Come in ogni gioco strategico che si rispetti anche il Play è stato suddiviso secondo aree tematiche relative ad ogni singola tipologia di gioco: si passava dall’enorme esposizione di miniature decorate e costruzioni sognanti dei boardgame stile Warhammer o Blood Bowl, all’immensa distesa di tavoli pieni di schermi da master capeggiata in fondo da Need Games, Mana Project Studio, MS Edizioni ed altri grandi distributori, fino ad arrivare ad Asmodee con i suoi tavoli pieni delle ultime novità ludiche.
Come sempre, anche i giochi da tavolo ad ambientazione storica avevano il loro posto nel grosso corridoio che collega due dei padiglioni principali di Play: Festival del Gioco, sottolineando quanto questo particolare stile di gioco rimanga sempre affascinante per una fetta di pubblico.

Mancava qualcosa in questo Play: Festival del Gioco?
Dopo aver fatto un primo giro tra le offerte di questa edizione 2023 di Play: Festival del Gioco ammetto che una sensazione ha iniziato ad insinuarsi nella mia mente. Sembrava infatti che, all’interno del polo fieristico, tra gioie e sorrisi, mancasse qualcosa.
E dopo una nemmeno troppo accurata ricerca mi sono reso conto di quale fosse il grande assente di questa edizione: il trading card game.
Al contrario dell’edizione 2022 del festival nel quale si poteva trovare quasi un intero padiglione dedicato esclusivamente a Magic: The Gathering, Yu-gi-oh!, Pokémon e tutti gli altri esponenti del settore, quest’anno al Play i giochi di carte collezionabili sono stati ridotti ad alcuni piccoli e sporadici espositori sparsi qua e là.
Non sono tuttavia mancate le novità anche in questo settore, con Panini che ha lanciato proprio al Play: Festival del Gioco 2023 le nuove carte collezionabili a tema Attacco dei Giganti, ma ammettiamo che da amanti del settore ci è mancato non poter fare qualche partita a carte durante la nostra permanenza.

Tra pioggia e sorrisi
Quest’ultima edizione del Play è stata sicuramente un’edizione abbastanza particolare. Sfortunata dal punto di vista meteorologico a causa del maltempo che ha colpito l’Emilia Romagna nei giorni della fiera e del poco solo che ha accompagnato i tre giorni di manifestazione purtroppo non tutte le attività pensate per questa edizione si sono potute svolgere al massimo delle loro capacità.

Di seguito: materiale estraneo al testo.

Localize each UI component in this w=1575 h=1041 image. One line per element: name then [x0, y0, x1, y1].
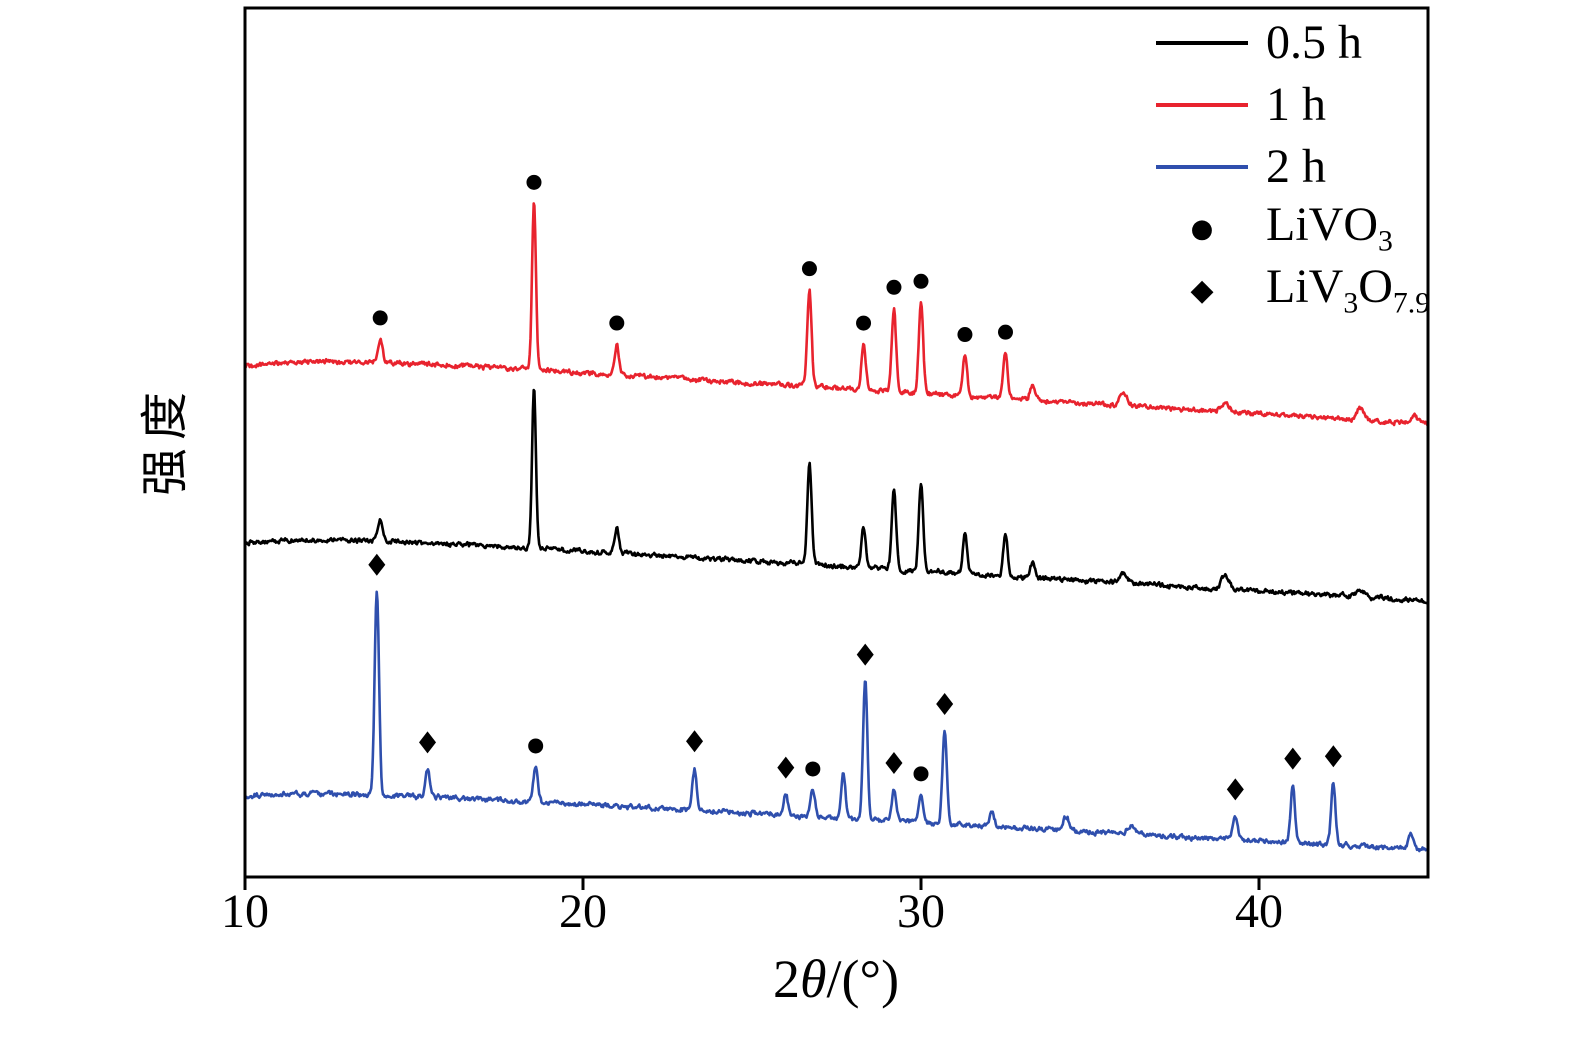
legend-label-0-5h: 0.5 h [1266, 16, 1362, 69]
y-axis-label: 强度 [137, 383, 193, 497]
legend-item-2h: 2 h [1156, 136, 1430, 198]
x-tick-label-40: 40 [1235, 885, 1283, 938]
phase-formula-livo3: LiVO3 [1266, 201, 1393, 256]
legend-item-livo3: ● LiVO3 [1156, 198, 1430, 260]
legend-line-swatch-black [1156, 41, 1248, 45]
legend-line-swatch-blue [1156, 165, 1248, 169]
formula-text: LiVO [1266, 198, 1378, 252]
x-tick-label-30: 30 [897, 885, 945, 938]
formula-subscript: 3 [1343, 286, 1359, 320]
legend: 0.5 h 1 h 2 h ● LiVO3 ◆ LiV3O7.9 [1156, 12, 1430, 322]
formula-text: LiV [1266, 260, 1344, 314]
legend-label-2h: 2 h [1266, 140, 1326, 193]
x-axis-label: 2θ/(°) [773, 948, 899, 1010]
legend-item-0-5h: 0.5 h [1156, 12, 1430, 74]
legend-item-liv3o79: ◆ LiV3O7.9 [1156, 260, 1430, 322]
x-tick-label-20: 20 [559, 885, 607, 938]
x-tick-label-10: 10 [221, 885, 269, 938]
legend-item-1h: 1 h [1156, 74, 1430, 136]
circle-marker-icon: ● [1190, 214, 1214, 244]
legend-line-swatch-red [1156, 103, 1248, 107]
formula-text: O [1358, 260, 1393, 314]
diamond-marker-icon: ◆ [1190, 273, 1214, 308]
formula-subscript: 7.9 [1392, 286, 1431, 320]
phase-formula-liv3o79: LiV3O7.9 [1266, 263, 1430, 318]
x-label-post: /(°) [826, 949, 900, 1009]
x-label-theta: θ [799, 949, 827, 1009]
x-label-pre: 2 [772, 949, 800, 1009]
formula-subscript: 3 [1377, 224, 1393, 258]
legend-label-1h: 1 h [1266, 78, 1326, 131]
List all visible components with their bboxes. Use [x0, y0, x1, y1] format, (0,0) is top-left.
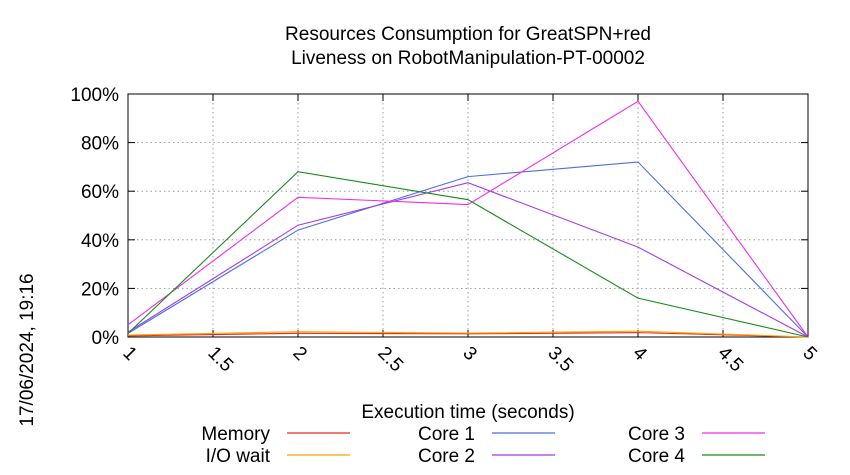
x-tick-label: 2 [288, 343, 310, 365]
legend-entry: Memory [201, 424, 350, 445]
legend-entry: Core 1 [418, 424, 555, 445]
legend-label: Memory [201, 424, 270, 445]
series-line-core-2 [127, 182, 809, 338]
x-tick-label: 1.5 [203, 343, 237, 377]
series-line-memory [127, 332, 809, 338]
y-tick-label: 60% [81, 182, 119, 203]
grid [127, 93, 809, 338]
legend-label: Core 4 [628, 446, 685, 467]
x-tick-label: 2.5 [373, 343, 407, 377]
series-line-core-4 [127, 171, 809, 338]
x-tick-label: 3 [458, 343, 480, 365]
legend-entry: Core 3 [628, 424, 765, 445]
legend-label: I/O wait [206, 446, 271, 467]
legend-entry: I/O wait [206, 446, 350, 467]
chart-title-line-2: Liveness on RobotManipulation-PT-00002 [291, 48, 645, 69]
series-line-i-o-wait [127, 330, 809, 338]
series-line-core-1 [127, 161, 809, 338]
y-tick-label: 80% [81, 134, 119, 155]
y-tick-label: 40% [81, 231, 119, 252]
legend-label: Core 1 [418, 424, 475, 445]
timestamp: 17/06/2024, 19:16 [17, 273, 38, 426]
x-tick-label: 1 [118, 343, 140, 365]
series-line-core-3 [127, 100, 809, 338]
x-axis-label: Execution time (seconds) [361, 402, 574, 423]
y-tick-label: 20% [81, 279, 119, 300]
x-tick-label: 5 [798, 343, 820, 365]
legend-label: Core 2 [418, 446, 475, 467]
y-tick-label: 100% [70, 85, 119, 106]
y-tick-label: 0% [92, 328, 120, 349]
series-lines [127, 100, 809, 338]
x-tick-label: 4.5 [713, 343, 747, 377]
x-tick-label: 3.5 [543, 343, 577, 377]
legend-entry: Core 2 [418, 446, 555, 467]
legend-entry: Core 4 [628, 446, 765, 467]
chart-title-line-1: Resources Consumption for GreatSPN+red [285, 24, 651, 45]
legend-label: Core 3 [628, 424, 685, 445]
x-tick-label: 4 [628, 343, 651, 366]
plot-border [127, 93, 809, 338]
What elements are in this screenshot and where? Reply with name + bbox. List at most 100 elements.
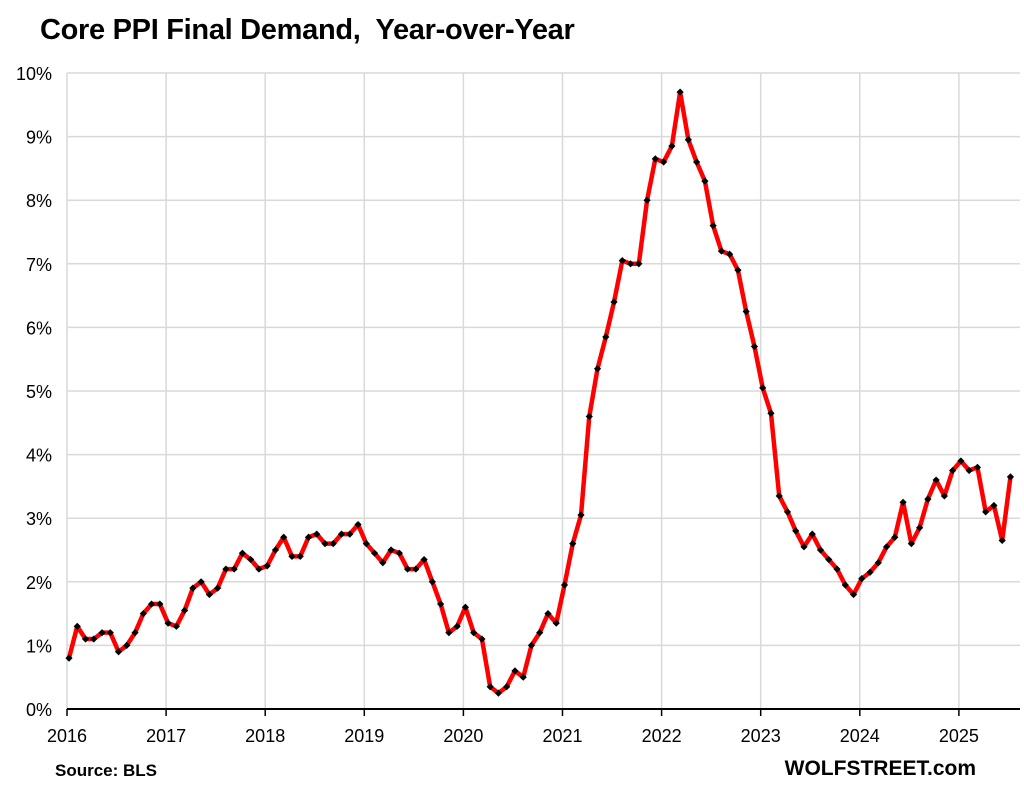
data-point-marker [412,565,420,573]
data-point-marker [957,457,965,465]
data-point-marker [676,88,684,96]
x-tick-label: 2023 [741,726,781,746]
data-point-marker [602,333,610,341]
data-point-marker [461,603,469,611]
data-point-marker [734,266,742,274]
data-point-marker [593,365,602,373]
data-point-marker [783,508,792,516]
data-point-marker [891,533,899,541]
y-tick-label: 2% [26,573,52,593]
x-tick-label: 2024 [840,726,880,746]
data-point-marker [494,689,503,697]
data-point-marker [337,530,346,538]
data-point-marker [271,546,280,554]
data-point-marker [643,196,651,204]
data-point-marker [73,622,81,630]
data-point-marker [304,533,313,541]
data-point-marker [965,466,973,475]
data-point-marker [106,629,114,637]
x-tick-label: 2022 [642,726,682,746]
data-point-marker [660,158,668,166]
data-point-marker [470,629,478,637]
data-point-marker [147,600,156,608]
data-point-marker [866,568,874,576]
data-point-marker [998,536,1006,545]
data-point-marker [775,492,783,500]
data-point-marker [693,158,701,166]
data-point-marker [511,667,519,675]
x-tick-label: 2017 [146,726,186,746]
brand-label: WOLFSTREET.com [784,757,976,780]
data-point-marker [387,546,395,554]
series-line [66,89,1013,696]
data-point-marker [362,540,370,548]
data-point-marker [825,555,833,564]
data-point-marker [263,562,271,570]
data-point-marker [899,498,907,506]
data-series [65,88,1015,697]
data-point-marker [346,530,354,538]
data-point-marker [247,555,255,564]
y-axis-ticks: 0% 1% 2% 3% 4% 5% 6% 7% 8% 9% 10% [16,64,52,720]
x-axis: 2016 2017 2018 2019 2020 2021 2022 2023 2024 2025 [47,708,1020,746]
data-point-marker [982,508,990,516]
data-point-marker [238,549,247,557]
data-point-marker [395,549,403,557]
data-point-marker [81,635,90,643]
data-point-marker [882,543,891,551]
data-point-marker [726,250,734,258]
data-point-marker [131,629,139,637]
data-point-marker [536,629,544,637]
y-tick-label: 10% [16,64,52,84]
y-tick-label: 7% [26,255,52,275]
x-tick-label: 2025 [939,726,979,746]
data-point-marker [841,581,849,589]
data-point-marker [222,565,230,573]
data-point-marker [585,412,593,421]
y-tick-label: 6% [26,318,52,338]
data-point-marker [990,501,998,510]
data-point-marker [940,492,948,500]
y-tick-label: 1% [26,636,52,656]
data-point-marker [709,222,717,230]
data-point-marker [932,476,940,484]
data-point-marker [767,409,775,417]
data-point-marker [370,549,379,557]
data-point-marker [98,629,106,637]
data-point-marker [635,260,643,268]
data-point-marker [759,384,767,392]
data-point-marker [816,546,825,554]
data-point-marker [800,543,808,551]
data-point-marker [569,540,577,548]
gridlines [66,72,1020,709]
data-point-marker [833,565,841,573]
data-point-marker [123,641,131,649]
data-point-marker [651,155,659,163]
data-point-marker [214,584,222,592]
data-point-marker [403,565,412,573]
data-point-marker [114,648,123,656]
data-point-marker [808,530,816,538]
data-point-marker [156,600,164,608]
data-point-marker [321,540,329,548]
data-point-marker [486,683,494,691]
x-tick-label: 2021 [542,726,582,746]
x-tick-label: 2016 [47,726,87,746]
data-point-marker [313,530,321,538]
data-point-marker [329,540,337,548]
data-point-marker [544,610,552,618]
data-point-marker [445,629,453,637]
data-point-marker [668,142,676,150]
data-point-marker [1006,473,1015,481]
data-point-marker [189,584,197,592]
data-point-marker [701,177,709,185]
y-tick-label: 4% [26,446,52,466]
data-point-marker [973,463,982,471]
data-point-marker [874,559,882,567]
data-point-marker [577,511,585,519]
data-point-marker [280,533,288,541]
y-tick-label: 9% [26,128,52,148]
data-point-marker [742,307,750,316]
data-point-marker [618,257,626,265]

Una della novità introdotte in questa edizione era infatti Play the City, una serie di attività sparse per il centro storico di Modena per valorizzare i monumenti e i luoghi di cultura della città tramite giochi di ruolo dal vivo ed attività ludiche. Attività che hanno riscosso un discreto successo ma che forse, con un tempo migliore, avrebbero potuto lasciare un segno indelebile in questa manifestazione.
Non sono certo mancati i sorrisi, gli abbracci e il divertimento che da sempre contraddistinguono i tre giorni di puro gioco di Modena che anche quest’anno ha saputo regalare un ottimo festival agli amanti del settore. Speriamo quindi di ritrovarci il prossimo anno ancora tra quei tavoli da gioco, pronti a giocare ed a divertirci all’insegna della nostra passione più grande: il gioco!